Their achievements had more to do with Andrew Loog Oldham, the manager who encouraged the Stones to write their own songs, to move away from the blues covers that Jones insisted on. It had more to do with Jagger and Richards, both their songwriting power and their pure embodiment of sex, drugs, and rock ‘n’ roll. It had more to do with the band’s ability to sell itself, both its sound and image, while creating complicated business ventures that allowed them to circumvent British tax laws and become one of the biggest rock bands to ever exist.

None of this would have happened without Brian Jones, but most of it happened without Brian Jones.

In fact, the Rolling Stones’ generally agreed upon “Golden Age” of 1968-72, the years they released what many consider their greatest albums, were years in which Jones played little to no part. Beggars Banquet is the start of this Golden Age, and Jones’s contributions were hardly integral. Jones would supply congas to “Midnight Rambler” and autoharp on “You Got the Silver,” but otherwise he played no part in Let It Bleed. He would be kicked out of the band shortly after, and shortly after that he would die in the swimming pool of his farmhouse in East Sussex. Both Sticky Fingers and Exile on Main Street would be written, recorded, and released after his death. These four albums are largely the Rolling Stones’ greatest contributions to music, and Brian Jones had nothing—or almost nothing—to do with them.

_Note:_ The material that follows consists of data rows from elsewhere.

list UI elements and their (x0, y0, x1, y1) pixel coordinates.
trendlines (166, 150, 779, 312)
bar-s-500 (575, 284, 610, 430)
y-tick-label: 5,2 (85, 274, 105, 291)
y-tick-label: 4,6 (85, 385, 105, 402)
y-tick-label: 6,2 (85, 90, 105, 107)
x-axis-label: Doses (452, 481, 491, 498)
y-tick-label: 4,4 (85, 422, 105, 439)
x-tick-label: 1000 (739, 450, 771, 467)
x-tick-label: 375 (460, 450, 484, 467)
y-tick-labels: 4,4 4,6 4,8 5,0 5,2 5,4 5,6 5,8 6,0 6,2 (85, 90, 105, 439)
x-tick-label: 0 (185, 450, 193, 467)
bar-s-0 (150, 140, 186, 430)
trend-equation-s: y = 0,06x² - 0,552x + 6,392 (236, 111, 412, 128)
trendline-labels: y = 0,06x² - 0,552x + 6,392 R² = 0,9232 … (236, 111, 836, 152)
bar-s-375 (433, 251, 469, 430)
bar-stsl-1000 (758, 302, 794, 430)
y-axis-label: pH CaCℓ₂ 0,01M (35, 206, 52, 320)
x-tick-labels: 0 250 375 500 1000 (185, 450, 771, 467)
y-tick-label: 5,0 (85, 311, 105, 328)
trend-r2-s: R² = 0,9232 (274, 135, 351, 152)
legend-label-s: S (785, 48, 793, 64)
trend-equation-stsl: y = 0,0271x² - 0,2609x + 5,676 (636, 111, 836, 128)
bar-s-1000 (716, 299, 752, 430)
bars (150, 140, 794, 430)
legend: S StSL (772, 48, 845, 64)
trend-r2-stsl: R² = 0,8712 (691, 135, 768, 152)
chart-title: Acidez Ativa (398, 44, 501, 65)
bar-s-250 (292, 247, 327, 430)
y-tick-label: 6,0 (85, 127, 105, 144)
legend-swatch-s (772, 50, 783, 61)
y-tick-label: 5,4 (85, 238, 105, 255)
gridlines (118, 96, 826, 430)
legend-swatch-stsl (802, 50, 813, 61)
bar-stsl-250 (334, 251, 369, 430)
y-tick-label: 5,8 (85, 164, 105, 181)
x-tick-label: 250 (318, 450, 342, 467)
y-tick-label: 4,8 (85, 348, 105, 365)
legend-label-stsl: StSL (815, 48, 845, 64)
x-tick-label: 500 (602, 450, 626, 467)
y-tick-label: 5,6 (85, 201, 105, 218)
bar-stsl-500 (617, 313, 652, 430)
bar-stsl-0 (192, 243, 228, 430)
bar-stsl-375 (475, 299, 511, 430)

Myths reveal more about the teller than they do the subject. So what do these myths tell us about Brian Jones? We have the myth told to us by those who were there—Jimmy Miller, Mick Jagger, Keith Richards, countless others—of Brian Jones being completely absent by the time the Golden Age began in 1968 with Beggars Banquet. We have the myth of the idolizing fans of this Adonis, blonde, beautiful, smooth and sleek in a way that Jagger and Richards never quite were, the only true genius of a group who were reduced to “a generic garage band” after he left.

Yet we have these films shot in 1968, One Plus One and Rock and Roll Circus, that show neither myth to be true. Because there he is in Godard’s film, contributing to the recording of Beggars Banquet, giving at least something to the Rolling Stones’ greatest era even if his influence on the band was all but over. For his bandmates and producer, his frequent absences and erratic behavior, his utter surrender to his addictions, likely caused enough frustration that they wished he weren’t there, but there he was.

But the Brian Jones we see in Rock and Roll Circus is no god. He is a puppet, propped up and stumbling through the motions, shoved off to the side where he can be hidden as the camera zooms in on Mick or Keith. He strums his guitar and raises his hand like he remembers raising his hand to strum dramatically, to be the rock god he remembers himself to be, but his hand is limp and the movement without conviction. This Brian Jones is a tragic figure, certainly, but no Byronic hero. This Brian Jones is pitiful.


Go back even further. Go back to that video of “Paint It, Black” from 1965. Notice that, even then, Jones is removed from the band. He is on a separate riser on the left of your screen so that when the camera focuses on Jagger, the rest of the band is in the shot, but Brian Jones is off screen. He is physically above them and removed from them. Despite the YouTube commenters focusing on Jones almost solely, he is on screen for a mere 47 seconds out of the video’s 2:19 runtime. And yet he’s the only member of the band other than Jagger who gets a full close-up.


It is nearly impossible to tell the story of the Rolling Stones without Brian Jones. None of what they became would be possible without Brian Jones, but their greatest output was created without Brian Jones.

Prior to 1968, the Rolling Stones produced some fantastic songs and a few decent records, but nothing compared to Beggars Banquet, their first truly cohesive album that functioned as a singular musical statement. Beggars Banquet is their Rubber Soul, the beginning of the Rolling Stones as a band capable of recording an entire LP of brilliance. This was made possible, in part, by breaking with the tired psychedelia of 1960s and by returning to their roots in R&B and Americana.

But part of what made this possible was the loss of Brian Jones the man, even if they could never shake the myth.